Gold Coast media is among the most diverse to be found anywhere in Australia with 22 radio stations regionally and in Brisbane; a choice of eight free-to-air TV channels and one of the highest density PAY-TV audiences.

For Australia’s sixth largest city with a population now topping 500,000 the Gold Coast Bulletin, as Queensland’s biggest regional daily, remains easily the most influential media opinion leader and agenda setter on Coast affairs. The News Limited paper prides itself on its fearless and parochial coverage in taking on or resisting any perceived foe or threat to the tourism-driven region’s best interests.

But the Gold Coast Bulletin also maintains a level of partisan support for the conservative side of politics. If earlier this was partly fuelled by having former National Party Leader and Premier Rob Borbidge as the local MP for Surfers Paradise, more recently it’s been the role played by the paper’s general manager Roy “Rocky” Miller as a friend to the Liberal Party.

Miller retired last year to be replaced by Steve Howard, a former Daily Telegraph and Adelaide Advertiser editor. In recent months the paper has shown a discernible shift to a more reasoned middle ground. No party or its leadership and local politicians are escaping heavy scrutiny and accountability. Local candidates have been pinned down over their commitment or otherwise to state funding of the controversial $130 million Carrara stadium redevelopment. The paper has seen this issue as a litmus test of any future government’s attitude to the Coast’s tourism and event driven economy.

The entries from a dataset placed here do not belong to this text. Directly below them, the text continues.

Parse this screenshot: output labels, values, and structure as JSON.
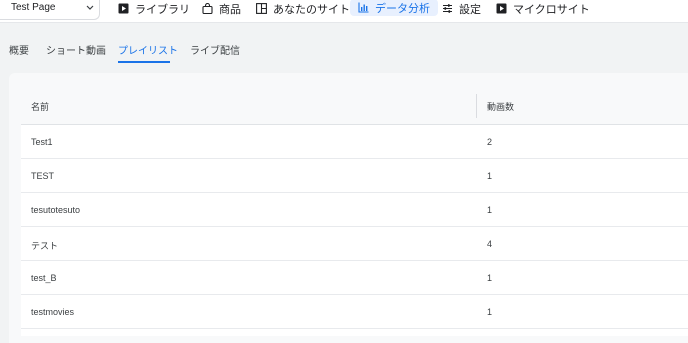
{
  "topbar": {
    "page_selector": "Test Page",
    "nav": [
      {
        "label": "ライブラリ",
        "icon": "play-square-icon"
      },
      {
        "label": "商品",
        "icon": "shopping-bag-icon"
      },
      {
        "label": "あなたのサイト",
        "icon": "layout-icon"
      },
      {
        "label": "データ分析",
        "icon": "bar-chart-icon",
        "active": true
      },
      {
        "label": "設定",
        "icon": "sliders-icon"
      },
      {
        "label": "マイクロサイト",
        "icon": "play-square-icon"
      }
    ]
  },
  "tabs": [
    "概要",
    "ショート動画",
    "プレイリスト",
    "ライブ配信"
  ],
  "active_tab": "プレイリスト",
  "table": {
    "columns": [
      "名前",
      "動画数"
    ],
    "rows": [
      {
        "name": "Test1",
        "count": "2"
      },
      {
        "name": "TEST",
        "count": "1"
      },
      {
        "name": "tesutotesuto",
        "count": "1"
      },
      {
        "name": "テスト",
        "count": "4"
      },
      {
        "name": "test_B",
        "count": "1"
      },
      {
        "name": "testmovies",
        "count": "1"
      }
    ]
  },
  "colors": {
    "accent": "#1a73e8",
    "active_bg": "#e8f0fe"
  }
}
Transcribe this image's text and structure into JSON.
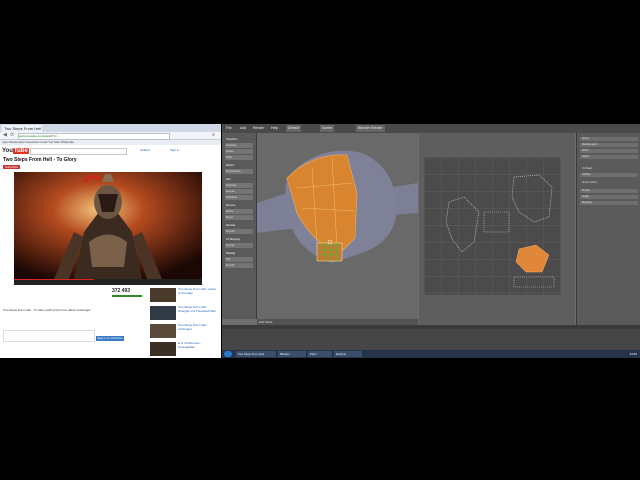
{
  "browser": {
    "tab_title": "Two Steps From Hell - To Glory",
    "url": "www.youtube.com/watch?v=... ",
    "bookmarks": "Apps  Bookmarks  Facebook  Gmail  YouTube  Wikipedia",
    "logo_you": "You",
    "logo_tube": "Tube",
    "top_links": [
      "Upload",
      "Sign in"
    ],
    "video_title": "Two Steps From Hell - To Glory",
    "channel": "Subscribe",
    "views": "372 493",
    "description": "Two Steps From Hell - To Glory (with lyrics) from album Archangel",
    "related": [
      {
        "title": "Two Steps From Hell - Heart of Courage"
      },
      {
        "title": "Two Steps From Hell - Strength of a Thousand Men"
      },
      {
        "title": "Two Steps From Hell - Archangel"
      },
      {
        "title": "E.S. Posthumus - Unstoppable"
      }
    ],
    "comment_button": "Sign in to YouTube"
  },
  "blender": {
    "menus": [
      "File",
      "Add",
      "Render",
      "Help",
      "Default",
      "Scene",
      "Blender Render"
    ],
    "tools": [
      "Transform",
      "Translate",
      "Rotate",
      "Scale",
      "Deform",
      "Shrink/Fatten",
      "Add",
      "Duplicate",
      "Extrude",
      "Subdivide",
      "Remove",
      "Delete",
      "Merge",
      "Normals",
      "Smooth",
      "UV Mapping",
      "Unwrap",
      "Shading",
      "Flat",
      "Smooth"
    ],
    "props": [
      "Scene",
      "RenderLayers",
      "World",
      "Object",
      "UV Maps",
      "UVMap",
      "Vertex Colors",
      "Texture",
      "Image",
      "Mapping"
    ],
    "status_left": "Edit Mode",
    "accent_color": "#e0873a"
  },
  "taskbar": {
    "items": [
      "Two Steps From Hell",
      "Blender",
      "Paint",
      "Explorer"
    ],
    "clock": "14:56"
  }
}
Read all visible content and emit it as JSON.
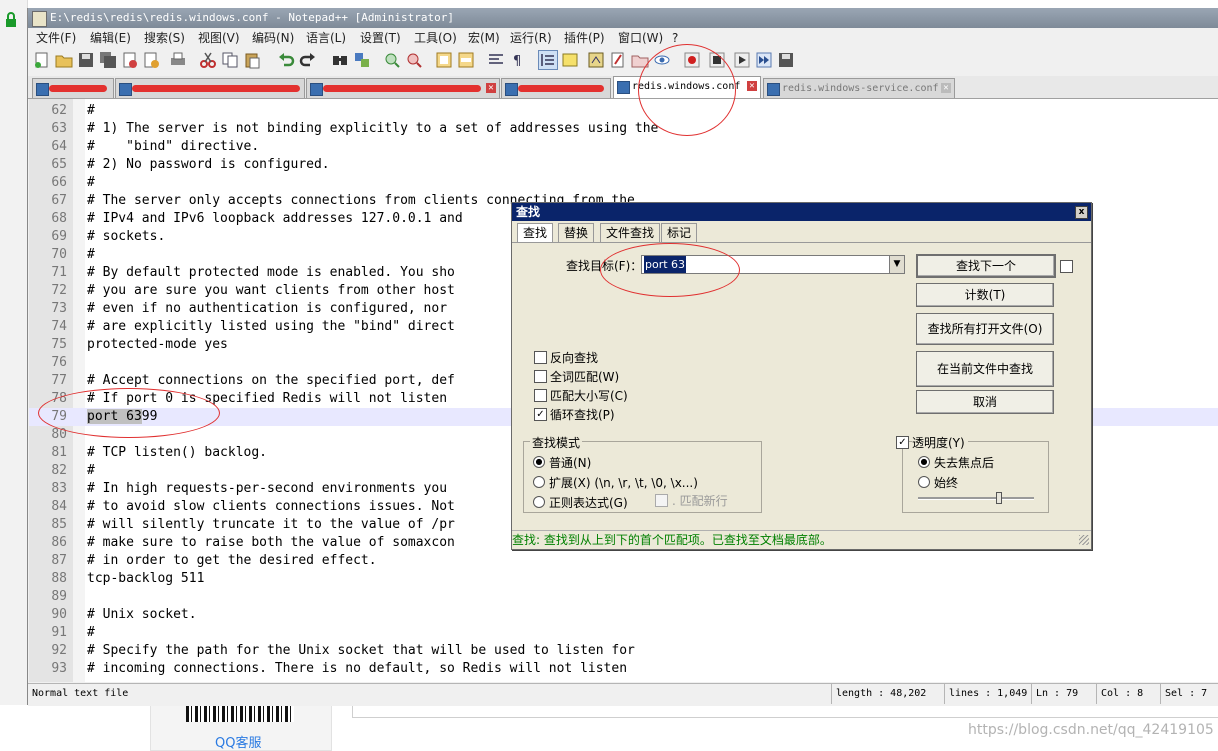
{
  "window": {
    "title": "E:\\redis\\redis\\redis.windows.conf - Notepad++ [Administrator]"
  },
  "menu": [
    "文件(F)",
    "编辑(E)",
    "搜索(S)",
    "视图(V)",
    "编码(N)",
    "语言(L)",
    "设置(T)",
    "工具(O)",
    "宏(M)",
    "运行(R)",
    "插件(P)",
    "窗口(W)",
    "?"
  ],
  "tabs": [
    {
      "label": "",
      "redacted": true
    },
    {
      "label": "",
      "redacted": true
    },
    {
      "label": "",
      "redacted": true
    },
    {
      "label": "",
      "redacted": true
    },
    {
      "label": "redis.windows.conf",
      "active": true
    },
    {
      "label": "redis.windows-service.conf"
    }
  ],
  "editor": {
    "lines": [
      {
        "n": "62",
        "text": "#"
      },
      {
        "n": "63",
        "text": "# 1) The server is not binding explicitly to a set of addresses using the"
      },
      {
        "n": "64",
        "text": "#    \"bind\" directive."
      },
      {
        "n": "65",
        "text": "# 2) No password is configured."
      },
      {
        "n": "66",
        "text": "#"
      },
      {
        "n": "67",
        "text": "# The server only accepts connections from clients connecting from the"
      },
      {
        "n": "68",
        "text": "# IPv4 and IPv6 loopback addresses 127.0.0.1 and"
      },
      {
        "n": "69",
        "text": "# sockets."
      },
      {
        "n": "70",
        "text": "#"
      },
      {
        "n": "71",
        "text": "# By default protected mode is enabled. You sho"
      },
      {
        "n": "72",
        "text": "# you are sure you want clients from other host"
      },
      {
        "n": "73",
        "text": "# even if no authentication is configured, nor"
      },
      {
        "n": "74",
        "text": "# are explicitly listed using the \"bind\" direct"
      },
      {
        "n": "75",
        "text": "protected-mode yes"
      },
      {
        "n": "76",
        "text": ""
      },
      {
        "n": "77",
        "text": "# Accept connections on the specified port, def"
      },
      {
        "n": "78",
        "text": "# If port 0 is specified Redis will not listen"
      },
      {
        "n": "79",
        "text_sel": "port 63",
        "text_rest": "99",
        "current": true
      },
      {
        "n": "80",
        "text": ""
      },
      {
        "n": "81",
        "text": "# TCP listen() backlog."
      },
      {
        "n": "82",
        "text": "#"
      },
      {
        "n": "83",
        "text": "# In high requests-per-second environments you"
      },
      {
        "n": "84",
        "text": "# to avoid slow clients connections issues. Not"
      },
      {
        "n": "85",
        "text": "# will silently truncate it to the value of /pr"
      },
      {
        "n": "86",
        "text": "# make sure to raise both the value of somaxcon"
      },
      {
        "n": "87",
        "text": "# in order to get the desired effect."
      },
      {
        "n": "88",
        "text": "tcp-backlog 511"
      },
      {
        "n": "89",
        "text": ""
      },
      {
        "n": "90",
        "text": "# Unix socket."
      },
      {
        "n": "91",
        "text": "#"
      },
      {
        "n": "92",
        "text": "# Specify the path for the Unix socket that will be used to listen for"
      },
      {
        "n": "93",
        "text": "# incoming connections. There is no default, so Redis will not listen"
      }
    ]
  },
  "statusbar": {
    "type": "Normal text file",
    "length": "length : 48,202",
    "lines": "lines : 1,049",
    "ln": "Ln : 79",
    "col": "Col : 8",
    "sel": "Sel : 7"
  },
  "find_dialog": {
    "title": "查找",
    "close": "x",
    "tabs": [
      "查找",
      "替换",
      "文件查找",
      "标记"
    ],
    "search_label": "查找目标(F)：",
    "search_value": "port 63",
    "buttons": {
      "find_next": "查找下一个",
      "count": "计数(T)",
      "find_all_open": "查找所有打开文件(O)",
      "find_all_current": "在当前文件中查找",
      "cancel": "取消"
    },
    "options": [
      {
        "label": "反向查找",
        "checked": false
      },
      {
        "label": "全词匹配(W)",
        "checked": false
      },
      {
        "label": "匹配大小写(C)",
        "checked": false
      },
      {
        "label": "循环查找(P)",
        "checked": true
      }
    ],
    "mode": {
      "title": "查找模式",
      "options": [
        {
          "label": "普通(N)",
          "selected": true
        },
        {
          "label": "扩展(X) (\\n, \\r, \\t, \\0, \\x...)",
          "selected": false
        },
        {
          "label": "正则表达式(G)",
          "selected": false
        }
      ],
      "matches_newline": ". 匹配新行"
    },
    "transparency": {
      "title": "透明度(Y)",
      "checked": true,
      "options": [
        {
          "label": "失去焦点后",
          "selected": true
        },
        {
          "label": "始终",
          "selected": false
        }
      ],
      "level": 0.7
    },
    "status": "查找: 查找到从上到下的首个匹配项。已查找至文档最底部。"
  },
  "background": {
    "qq_service": "QQ客服",
    "watermark": "https://blog.csdn.net/qq_42419105"
  }
}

The Gold Coast Bulletin is a dominant voice exerting very considerable influence in moulding local public opinion. Today’s editorial endorsing Anna Bligh to remain Premier of itself doesn’t reshape public opinion at this late hour, but over the course of the last three weeks the overall coverage has been discernibly negative regarding Lawrence Springborg and his policies.

It’s no coincidence that today’s editorial caveat that three LNP candidates do get the paper’s vote including two sitting Opposition MPs; relates to the importance the Bully attaches to the stadium issue and the offence it has taken from what the paper sees as the Borg’s dismissive failure to recognise what it will do for the Coast’s future.

The editorial in part observed of Springborg today: “But we are disappointed that he has chosen to use the Gold Coast as a political football. For the past four weeks, he and his party have denigrated this city and we consider that a betrayal.”

But it was an opinion piece from a senior reporter Peter Cameron that yesterday best demonstrated the paper’s political sea-change in the way it perceives the opposition leader. At the heart of his take on “Last Resort Lawrie” is the role he’s played in hi-jacking the Queensland Liberal Party, whereby various Liberal sensibilities have been crushed or bruised by the National Party yoke.

Cameron suggests the resolve of the federal Liberal conference in Sydney last weekend to protect the party “brand” at any cost at the next Federal election will be welcome news for the Liberal establishment. Of course it will be made far more problematic in Queensland if Springborg is the next premier.

As a postal voter mid-week it was instructive to hear from electoral officials manning the Burleigh pre-polling location that were being overwhelmed by an unprecedented roll up for casting postal votes. One official estimated it was around 4000 votes already cast, up 400% on the previous election in the seat at the same point, out of 33,748 registered. If this was repeated throughout other Coast seats, election night will see a number of these decided by postal voting. If there is a cliff-hanger election, as most polls and pundits suggest, no one will be claiming Government on Saturday night.